Regulatory T cells: a brief introduction
Extensive experimental evidence shows that it is not only important to
mount an effective immune response but equally crucial to efficiently
control it. A vital cog in the immune regulation machinery is a class of
CD4+ T cells, termed as regulatory T cells or Treg
cells. Treg cells have been extensively studied particularly in
autoimmune disorders, as potential therapeutic targets. Tregs can be
broadly classified as (a) thymic or tTregs/natural or nTregs, which
originate in the thymus and, (b) induced or iTregs/peripheral or pTregs,
which develop in the periphery during T cell activation. Development of
nTregs is influenced by signal strength [1,2] co-stimulatory CD28
signaling, ICOS/ICOSL interactions, and thymic stromal lymphoprotein
(TSLP) [3-5]. Transcription factor FoxP3 is a key regulator of Treg
development, maintenance and suppressive function [6-10] and its
expression in
CD4+CD25hiFoxP3+tTregs is positively regulated by IL-2 [11], transcription factors
NFAT, STAT5 and Smad3 [12-14] and negatively regulated by PI3K, Akt
and mTOR [15]. However, FoxP3 expression can also be induced upon
exposure to non-self antigens in
CD4+FoxP3- conventional T cells,
which then differentiate into FoxP3+ Tregs known as
pTregs/iTregs by a process regulated by cytokines TGF- β and
IL-2 [16,17], suboptimal CD28 mediated co-stimulation [18], and
sub-optimal TCR triggering [19, 20]. While nTregs maintain tolerance
and homeostasis systemically, pTreg/iTregs are crucial for dampening
over-exuberant antigen specific immune responses locally [21].

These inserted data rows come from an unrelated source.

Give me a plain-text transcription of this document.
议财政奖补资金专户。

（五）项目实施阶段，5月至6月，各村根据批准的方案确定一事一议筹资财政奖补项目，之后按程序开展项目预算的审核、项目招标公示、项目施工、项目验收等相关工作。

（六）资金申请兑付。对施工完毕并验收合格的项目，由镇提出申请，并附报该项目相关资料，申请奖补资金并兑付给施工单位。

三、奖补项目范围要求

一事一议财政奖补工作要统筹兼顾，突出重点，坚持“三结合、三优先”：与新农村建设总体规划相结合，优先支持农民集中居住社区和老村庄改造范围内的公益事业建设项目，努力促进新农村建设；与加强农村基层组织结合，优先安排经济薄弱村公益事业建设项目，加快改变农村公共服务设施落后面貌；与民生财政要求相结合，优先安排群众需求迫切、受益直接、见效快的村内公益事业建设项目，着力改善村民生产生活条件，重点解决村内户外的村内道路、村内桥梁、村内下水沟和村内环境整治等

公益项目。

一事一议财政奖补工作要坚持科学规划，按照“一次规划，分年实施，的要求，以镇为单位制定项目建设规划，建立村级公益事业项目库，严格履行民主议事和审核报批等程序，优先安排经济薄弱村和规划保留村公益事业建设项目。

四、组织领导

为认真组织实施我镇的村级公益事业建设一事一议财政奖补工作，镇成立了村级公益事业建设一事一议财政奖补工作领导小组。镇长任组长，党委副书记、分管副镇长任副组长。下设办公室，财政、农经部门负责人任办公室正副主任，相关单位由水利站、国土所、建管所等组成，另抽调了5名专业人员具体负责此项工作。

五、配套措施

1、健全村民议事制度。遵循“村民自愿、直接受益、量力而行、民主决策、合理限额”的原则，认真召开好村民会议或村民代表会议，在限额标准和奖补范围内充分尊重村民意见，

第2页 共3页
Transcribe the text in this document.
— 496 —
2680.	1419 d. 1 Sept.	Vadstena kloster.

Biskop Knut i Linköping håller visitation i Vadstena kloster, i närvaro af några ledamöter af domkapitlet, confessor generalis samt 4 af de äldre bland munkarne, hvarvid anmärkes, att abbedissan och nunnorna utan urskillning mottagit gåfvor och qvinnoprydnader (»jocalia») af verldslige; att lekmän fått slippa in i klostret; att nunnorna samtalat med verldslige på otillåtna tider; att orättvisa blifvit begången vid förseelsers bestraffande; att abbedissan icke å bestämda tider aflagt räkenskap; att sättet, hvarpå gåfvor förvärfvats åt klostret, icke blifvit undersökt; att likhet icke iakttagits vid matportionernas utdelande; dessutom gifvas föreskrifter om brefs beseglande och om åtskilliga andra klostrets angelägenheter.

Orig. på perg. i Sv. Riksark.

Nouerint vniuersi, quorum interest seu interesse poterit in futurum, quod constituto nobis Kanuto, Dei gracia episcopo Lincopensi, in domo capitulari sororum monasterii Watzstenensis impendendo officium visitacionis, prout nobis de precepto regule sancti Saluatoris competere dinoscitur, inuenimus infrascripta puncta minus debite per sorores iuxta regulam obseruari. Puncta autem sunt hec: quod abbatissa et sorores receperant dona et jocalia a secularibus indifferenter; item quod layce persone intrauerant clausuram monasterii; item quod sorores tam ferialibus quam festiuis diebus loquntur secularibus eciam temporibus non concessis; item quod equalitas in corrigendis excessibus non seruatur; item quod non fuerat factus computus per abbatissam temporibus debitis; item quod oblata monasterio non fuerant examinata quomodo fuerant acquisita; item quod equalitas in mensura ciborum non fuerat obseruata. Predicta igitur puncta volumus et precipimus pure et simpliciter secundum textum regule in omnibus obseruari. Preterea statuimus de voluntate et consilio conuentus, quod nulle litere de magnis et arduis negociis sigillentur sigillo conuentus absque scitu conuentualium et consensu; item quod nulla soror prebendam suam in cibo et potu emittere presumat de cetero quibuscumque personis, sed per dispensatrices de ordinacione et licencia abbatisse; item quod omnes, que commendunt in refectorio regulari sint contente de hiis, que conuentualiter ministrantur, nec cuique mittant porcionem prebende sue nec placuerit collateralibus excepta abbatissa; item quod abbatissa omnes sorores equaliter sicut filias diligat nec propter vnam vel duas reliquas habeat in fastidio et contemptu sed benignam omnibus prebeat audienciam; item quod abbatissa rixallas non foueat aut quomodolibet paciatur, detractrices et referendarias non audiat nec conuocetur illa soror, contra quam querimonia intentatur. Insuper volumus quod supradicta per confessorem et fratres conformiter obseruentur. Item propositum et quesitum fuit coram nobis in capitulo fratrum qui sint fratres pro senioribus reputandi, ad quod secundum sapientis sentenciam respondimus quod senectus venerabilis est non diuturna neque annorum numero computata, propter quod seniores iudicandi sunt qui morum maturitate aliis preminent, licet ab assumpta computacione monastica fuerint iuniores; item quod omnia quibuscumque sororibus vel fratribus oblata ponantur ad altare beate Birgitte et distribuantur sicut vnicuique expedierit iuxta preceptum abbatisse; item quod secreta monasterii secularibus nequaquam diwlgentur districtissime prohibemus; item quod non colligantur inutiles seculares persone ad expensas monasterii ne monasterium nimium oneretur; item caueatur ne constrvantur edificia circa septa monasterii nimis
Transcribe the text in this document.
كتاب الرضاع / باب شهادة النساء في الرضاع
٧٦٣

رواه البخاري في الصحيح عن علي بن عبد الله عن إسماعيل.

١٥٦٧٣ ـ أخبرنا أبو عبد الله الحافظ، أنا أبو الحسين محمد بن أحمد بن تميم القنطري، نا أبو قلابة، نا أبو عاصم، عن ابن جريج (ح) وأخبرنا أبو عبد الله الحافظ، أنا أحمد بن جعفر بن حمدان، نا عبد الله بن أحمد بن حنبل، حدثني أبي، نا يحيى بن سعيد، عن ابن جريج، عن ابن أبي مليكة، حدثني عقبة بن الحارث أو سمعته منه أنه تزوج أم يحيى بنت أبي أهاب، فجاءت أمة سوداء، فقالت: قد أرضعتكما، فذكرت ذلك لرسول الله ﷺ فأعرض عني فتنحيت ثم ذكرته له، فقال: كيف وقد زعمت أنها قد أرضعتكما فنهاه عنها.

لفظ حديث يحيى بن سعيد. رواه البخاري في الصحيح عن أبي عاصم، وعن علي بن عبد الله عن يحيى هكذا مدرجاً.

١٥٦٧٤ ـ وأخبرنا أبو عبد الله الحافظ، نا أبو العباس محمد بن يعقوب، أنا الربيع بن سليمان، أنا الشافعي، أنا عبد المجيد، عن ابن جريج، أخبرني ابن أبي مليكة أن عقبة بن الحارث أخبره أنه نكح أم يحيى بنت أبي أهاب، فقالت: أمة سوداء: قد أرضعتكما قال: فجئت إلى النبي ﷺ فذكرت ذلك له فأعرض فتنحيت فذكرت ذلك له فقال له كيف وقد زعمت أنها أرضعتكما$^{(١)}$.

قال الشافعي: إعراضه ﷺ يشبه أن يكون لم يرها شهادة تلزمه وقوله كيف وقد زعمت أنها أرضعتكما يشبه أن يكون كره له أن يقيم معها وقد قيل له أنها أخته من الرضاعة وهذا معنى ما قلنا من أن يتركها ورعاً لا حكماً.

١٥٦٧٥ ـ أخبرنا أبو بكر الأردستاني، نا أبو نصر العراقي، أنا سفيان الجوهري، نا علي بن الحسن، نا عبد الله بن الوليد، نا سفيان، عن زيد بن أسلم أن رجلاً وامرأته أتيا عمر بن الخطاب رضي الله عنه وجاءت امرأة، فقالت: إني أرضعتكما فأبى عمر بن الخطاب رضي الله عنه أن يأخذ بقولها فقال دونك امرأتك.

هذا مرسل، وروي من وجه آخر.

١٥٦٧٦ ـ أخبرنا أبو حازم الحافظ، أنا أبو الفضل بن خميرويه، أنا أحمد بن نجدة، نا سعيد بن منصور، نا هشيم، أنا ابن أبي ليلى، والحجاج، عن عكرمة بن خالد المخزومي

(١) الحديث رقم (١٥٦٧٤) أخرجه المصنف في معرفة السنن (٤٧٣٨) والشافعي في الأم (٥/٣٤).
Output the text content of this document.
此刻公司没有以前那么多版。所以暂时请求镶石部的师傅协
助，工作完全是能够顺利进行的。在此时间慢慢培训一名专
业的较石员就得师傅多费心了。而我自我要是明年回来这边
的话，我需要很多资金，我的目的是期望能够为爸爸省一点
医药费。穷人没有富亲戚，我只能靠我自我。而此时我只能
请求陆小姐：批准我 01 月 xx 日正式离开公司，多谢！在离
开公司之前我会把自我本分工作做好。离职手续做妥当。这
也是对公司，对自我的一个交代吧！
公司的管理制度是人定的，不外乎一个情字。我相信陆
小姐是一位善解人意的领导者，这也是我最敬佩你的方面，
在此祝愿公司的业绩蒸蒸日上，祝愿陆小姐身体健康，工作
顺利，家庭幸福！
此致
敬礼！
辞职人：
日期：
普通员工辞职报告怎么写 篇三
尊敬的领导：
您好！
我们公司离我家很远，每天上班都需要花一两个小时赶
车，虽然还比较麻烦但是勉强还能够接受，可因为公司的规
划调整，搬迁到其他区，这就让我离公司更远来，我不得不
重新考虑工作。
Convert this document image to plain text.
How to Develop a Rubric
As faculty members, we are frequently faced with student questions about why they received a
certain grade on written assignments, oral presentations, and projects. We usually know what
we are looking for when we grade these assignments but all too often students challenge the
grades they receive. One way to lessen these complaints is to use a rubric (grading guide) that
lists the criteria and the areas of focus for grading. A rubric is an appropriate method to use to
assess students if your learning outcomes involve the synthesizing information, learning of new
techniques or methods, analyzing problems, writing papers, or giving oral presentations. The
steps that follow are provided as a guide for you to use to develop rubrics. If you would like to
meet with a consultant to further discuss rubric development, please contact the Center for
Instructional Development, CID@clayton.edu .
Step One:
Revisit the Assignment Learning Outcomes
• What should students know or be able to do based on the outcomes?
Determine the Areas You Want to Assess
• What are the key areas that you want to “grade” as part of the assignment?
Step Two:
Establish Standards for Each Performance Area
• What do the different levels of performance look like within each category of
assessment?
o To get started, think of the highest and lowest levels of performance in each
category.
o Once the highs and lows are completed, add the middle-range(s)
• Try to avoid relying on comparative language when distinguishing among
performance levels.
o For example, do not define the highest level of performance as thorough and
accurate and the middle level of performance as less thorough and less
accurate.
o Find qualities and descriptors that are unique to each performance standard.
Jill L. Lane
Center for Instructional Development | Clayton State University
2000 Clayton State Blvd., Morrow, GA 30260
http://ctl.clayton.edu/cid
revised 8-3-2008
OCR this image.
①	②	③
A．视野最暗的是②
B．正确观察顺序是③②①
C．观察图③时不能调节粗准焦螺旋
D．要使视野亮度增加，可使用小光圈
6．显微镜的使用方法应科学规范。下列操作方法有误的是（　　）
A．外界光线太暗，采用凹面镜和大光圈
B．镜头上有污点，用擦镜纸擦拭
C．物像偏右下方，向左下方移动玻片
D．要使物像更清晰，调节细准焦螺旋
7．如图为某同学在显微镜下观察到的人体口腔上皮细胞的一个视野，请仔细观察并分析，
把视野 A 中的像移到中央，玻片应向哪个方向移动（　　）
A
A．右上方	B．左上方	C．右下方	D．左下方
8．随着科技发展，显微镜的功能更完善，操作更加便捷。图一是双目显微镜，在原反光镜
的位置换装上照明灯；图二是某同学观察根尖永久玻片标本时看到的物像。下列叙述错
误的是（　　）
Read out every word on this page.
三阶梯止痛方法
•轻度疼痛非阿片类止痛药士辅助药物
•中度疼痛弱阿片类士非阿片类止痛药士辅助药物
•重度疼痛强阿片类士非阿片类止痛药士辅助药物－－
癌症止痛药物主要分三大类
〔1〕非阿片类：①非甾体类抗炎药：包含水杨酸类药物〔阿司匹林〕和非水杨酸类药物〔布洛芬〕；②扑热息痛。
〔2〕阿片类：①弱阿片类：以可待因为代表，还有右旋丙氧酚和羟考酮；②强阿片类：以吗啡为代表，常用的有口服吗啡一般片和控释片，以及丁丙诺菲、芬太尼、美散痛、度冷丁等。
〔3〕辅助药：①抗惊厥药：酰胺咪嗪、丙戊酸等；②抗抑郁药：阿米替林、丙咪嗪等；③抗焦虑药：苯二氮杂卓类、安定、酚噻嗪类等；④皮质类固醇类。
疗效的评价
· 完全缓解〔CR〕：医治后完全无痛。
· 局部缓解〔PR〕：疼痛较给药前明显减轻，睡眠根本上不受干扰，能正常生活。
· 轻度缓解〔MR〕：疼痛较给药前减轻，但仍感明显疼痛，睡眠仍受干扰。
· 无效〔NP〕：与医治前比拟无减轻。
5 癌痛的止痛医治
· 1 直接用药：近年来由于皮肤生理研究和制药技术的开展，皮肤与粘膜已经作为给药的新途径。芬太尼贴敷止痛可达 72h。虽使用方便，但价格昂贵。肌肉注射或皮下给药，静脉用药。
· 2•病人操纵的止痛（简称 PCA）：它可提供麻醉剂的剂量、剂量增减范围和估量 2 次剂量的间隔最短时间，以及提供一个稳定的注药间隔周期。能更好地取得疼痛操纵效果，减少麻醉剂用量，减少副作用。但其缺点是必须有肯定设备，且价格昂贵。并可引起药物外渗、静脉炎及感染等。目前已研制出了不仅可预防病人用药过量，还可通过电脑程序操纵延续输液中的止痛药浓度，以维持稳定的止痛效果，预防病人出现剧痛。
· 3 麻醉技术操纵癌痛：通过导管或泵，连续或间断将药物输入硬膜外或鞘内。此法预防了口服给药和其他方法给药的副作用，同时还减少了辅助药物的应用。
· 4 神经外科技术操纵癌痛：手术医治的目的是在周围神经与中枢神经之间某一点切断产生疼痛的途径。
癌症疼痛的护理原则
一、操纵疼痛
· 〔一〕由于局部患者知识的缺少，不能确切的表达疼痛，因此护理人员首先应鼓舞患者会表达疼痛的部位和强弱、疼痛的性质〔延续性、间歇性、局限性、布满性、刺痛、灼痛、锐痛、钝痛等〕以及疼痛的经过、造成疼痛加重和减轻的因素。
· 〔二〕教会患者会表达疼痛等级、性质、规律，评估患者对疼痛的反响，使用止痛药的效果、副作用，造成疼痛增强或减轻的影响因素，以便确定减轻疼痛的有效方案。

Inducible T regulatory type 1 or Tr1 cells, a sub-class of
pTregs/iTregs, mediate suppressive effects via the immune-regulatory
cytokine IL-10 [22]; cell surface markers CD49b and LAG3 promote Tr1
differentiation [23]; and IL-27, IL-6, IL-21, IL-10, immature DCs
and plasmacytoid DCs promote Tr1 expansion [24-28]. nTreg
suppression mechanisms can be contact-dependent or -independent (Figure
1). A breakdown in Treg suppression can occur due to (i) reduction in
Treg frequencies, (ii) loss of Treg immunosuppressive capacity or due to
(iii) resistance acquired by effector T cells (Teff) to Treg mediated
suppression, with impact on a variety of clinical conditions (Table 1
and 2). This review focuses on how these mechanisms may contribute to
disease in the context of tuberculosis (TB).